Satu denting peluru jatuh ke tanah. Praja langsung berbalik. Sosok tinggi berbalut pakaian gelap muncul seperti siluet dalam lukisan noir: Kenzo. Mantan agen infiltrasi, kini diburu oleh semua pihak, dari pemerintah hingga mafia, karena satu alasan sederhana: ia tahu terlalu banyak dan tidak tahu cara diam.
Ia menyerahkan satu peluru ke tangan Praja.
> “Ini bukan peluru biasa.
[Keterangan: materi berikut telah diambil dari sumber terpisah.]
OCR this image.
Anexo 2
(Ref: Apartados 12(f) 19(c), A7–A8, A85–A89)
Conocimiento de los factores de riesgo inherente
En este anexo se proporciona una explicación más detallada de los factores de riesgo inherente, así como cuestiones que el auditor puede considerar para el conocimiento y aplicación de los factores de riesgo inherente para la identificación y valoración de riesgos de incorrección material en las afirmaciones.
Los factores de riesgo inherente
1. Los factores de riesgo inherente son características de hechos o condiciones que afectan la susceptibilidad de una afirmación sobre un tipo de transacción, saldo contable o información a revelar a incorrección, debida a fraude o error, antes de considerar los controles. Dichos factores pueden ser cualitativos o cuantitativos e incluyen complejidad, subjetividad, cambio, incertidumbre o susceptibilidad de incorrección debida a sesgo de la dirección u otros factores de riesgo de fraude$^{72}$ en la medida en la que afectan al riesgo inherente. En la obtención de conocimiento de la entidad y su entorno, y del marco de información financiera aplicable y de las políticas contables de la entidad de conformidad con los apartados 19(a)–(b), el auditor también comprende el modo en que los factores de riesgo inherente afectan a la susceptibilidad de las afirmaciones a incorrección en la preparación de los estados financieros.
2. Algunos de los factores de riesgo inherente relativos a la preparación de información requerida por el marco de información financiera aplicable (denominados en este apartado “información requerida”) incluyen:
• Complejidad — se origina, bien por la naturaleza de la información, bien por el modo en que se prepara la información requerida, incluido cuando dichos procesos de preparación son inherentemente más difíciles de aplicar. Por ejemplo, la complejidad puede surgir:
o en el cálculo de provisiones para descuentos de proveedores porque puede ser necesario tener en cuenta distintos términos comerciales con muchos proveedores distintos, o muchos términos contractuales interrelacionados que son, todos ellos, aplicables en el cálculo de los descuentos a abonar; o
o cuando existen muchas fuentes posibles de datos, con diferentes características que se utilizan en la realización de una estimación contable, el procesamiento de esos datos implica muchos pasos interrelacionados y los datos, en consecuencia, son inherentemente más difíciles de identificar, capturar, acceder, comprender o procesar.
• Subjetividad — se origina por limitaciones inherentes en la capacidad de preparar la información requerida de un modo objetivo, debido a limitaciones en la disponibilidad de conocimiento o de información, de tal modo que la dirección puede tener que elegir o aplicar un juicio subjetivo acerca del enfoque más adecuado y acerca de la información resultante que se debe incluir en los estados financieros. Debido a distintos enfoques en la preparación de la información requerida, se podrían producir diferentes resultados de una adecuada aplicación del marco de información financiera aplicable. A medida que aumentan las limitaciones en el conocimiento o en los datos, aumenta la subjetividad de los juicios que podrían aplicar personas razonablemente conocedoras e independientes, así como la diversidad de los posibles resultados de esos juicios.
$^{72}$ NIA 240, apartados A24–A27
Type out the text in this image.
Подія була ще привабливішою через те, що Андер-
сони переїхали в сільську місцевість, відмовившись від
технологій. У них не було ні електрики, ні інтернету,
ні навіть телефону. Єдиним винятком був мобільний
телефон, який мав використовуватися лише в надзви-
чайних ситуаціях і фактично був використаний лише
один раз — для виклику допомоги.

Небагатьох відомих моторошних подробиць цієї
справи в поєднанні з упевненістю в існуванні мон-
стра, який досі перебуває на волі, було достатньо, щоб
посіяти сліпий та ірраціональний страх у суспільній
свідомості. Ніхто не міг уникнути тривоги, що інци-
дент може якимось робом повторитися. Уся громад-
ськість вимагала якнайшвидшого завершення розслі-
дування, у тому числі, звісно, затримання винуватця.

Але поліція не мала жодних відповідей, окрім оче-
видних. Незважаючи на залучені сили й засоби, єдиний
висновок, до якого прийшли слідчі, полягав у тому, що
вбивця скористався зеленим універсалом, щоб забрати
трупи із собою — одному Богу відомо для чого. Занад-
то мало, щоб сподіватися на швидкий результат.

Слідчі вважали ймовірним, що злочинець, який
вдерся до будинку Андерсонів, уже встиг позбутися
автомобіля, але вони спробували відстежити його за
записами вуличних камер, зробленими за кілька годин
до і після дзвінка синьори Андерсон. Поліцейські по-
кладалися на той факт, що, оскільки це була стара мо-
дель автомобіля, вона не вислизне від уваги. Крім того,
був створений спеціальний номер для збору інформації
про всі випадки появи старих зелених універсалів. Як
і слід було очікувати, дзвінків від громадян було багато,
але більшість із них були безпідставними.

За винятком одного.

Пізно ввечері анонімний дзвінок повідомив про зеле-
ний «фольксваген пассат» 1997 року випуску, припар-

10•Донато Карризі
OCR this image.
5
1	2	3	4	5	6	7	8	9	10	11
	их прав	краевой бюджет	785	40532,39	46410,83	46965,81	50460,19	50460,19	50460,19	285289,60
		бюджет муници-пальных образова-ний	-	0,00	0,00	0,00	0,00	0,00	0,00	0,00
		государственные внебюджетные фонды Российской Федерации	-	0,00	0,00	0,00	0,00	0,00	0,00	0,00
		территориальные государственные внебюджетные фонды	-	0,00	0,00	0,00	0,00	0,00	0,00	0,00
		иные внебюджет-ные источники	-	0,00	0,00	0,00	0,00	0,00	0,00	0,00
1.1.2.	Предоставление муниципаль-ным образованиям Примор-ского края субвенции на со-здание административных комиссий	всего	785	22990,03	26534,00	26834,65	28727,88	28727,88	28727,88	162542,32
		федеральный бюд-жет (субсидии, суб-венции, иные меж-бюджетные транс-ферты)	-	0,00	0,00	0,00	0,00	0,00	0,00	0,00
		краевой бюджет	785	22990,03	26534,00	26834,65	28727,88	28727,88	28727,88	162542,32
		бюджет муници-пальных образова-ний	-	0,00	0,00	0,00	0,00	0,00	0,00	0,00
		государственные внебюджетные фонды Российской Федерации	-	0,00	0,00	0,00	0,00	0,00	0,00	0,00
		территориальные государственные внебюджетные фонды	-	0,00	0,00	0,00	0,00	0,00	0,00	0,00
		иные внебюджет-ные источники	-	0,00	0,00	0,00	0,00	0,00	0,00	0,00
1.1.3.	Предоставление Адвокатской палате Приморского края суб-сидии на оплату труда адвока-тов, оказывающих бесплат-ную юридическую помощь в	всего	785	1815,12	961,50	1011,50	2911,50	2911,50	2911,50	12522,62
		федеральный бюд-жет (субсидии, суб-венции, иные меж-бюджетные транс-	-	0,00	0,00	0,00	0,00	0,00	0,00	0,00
Ini peluru terakhir yang diciptakan dengan logam dari tambang yang kita rebut lima tahun lalu. Peluru yang membuat seorang menteri kehilangan tiga anaknya, dan dunia... kehilangan memori digital selama tiga hari.”
> “Kau simpan. Dan gunakan dengan bijak.”
---
Dialog Tiga Arah
Ayla duduk di atas peti. Kenzo berdiri membelakangi keduanya, menatap pelabuhan.
Praja masih berdiri. Ia belum yakin, tapi ia juga tahu: pertempuran ke depan tidak akan bisa dia menangkan sendirian.
Ayla menatapnya dalam.
> “Kau punya kekuatan, Praja. Tapi kami punya sejarah. Dan kalau kita satukan… kota ini takkan pernah sama lagi.”
---
Transisi Menuju Aliansi
Dari kejauhan, sirene berbunyi. Lampu-lampu pelabuhan mulai padam satu per satu. Kota bersiap memasuki jam gelap—waktu di mana tidak ada hukum, hanya kepentingan yang bicara.
Praja menatap keduanya. Anggukan pelan. Bukan tanda setuju. Tapi tanda siap untuk menyusup ke inti sistem yang selama ini hanya bisa dia benturkan dari luar.
> “Kalau kita akan mati, kita mati dengan benar. Bukan sebagai korban, tapi sebagai peringatan.”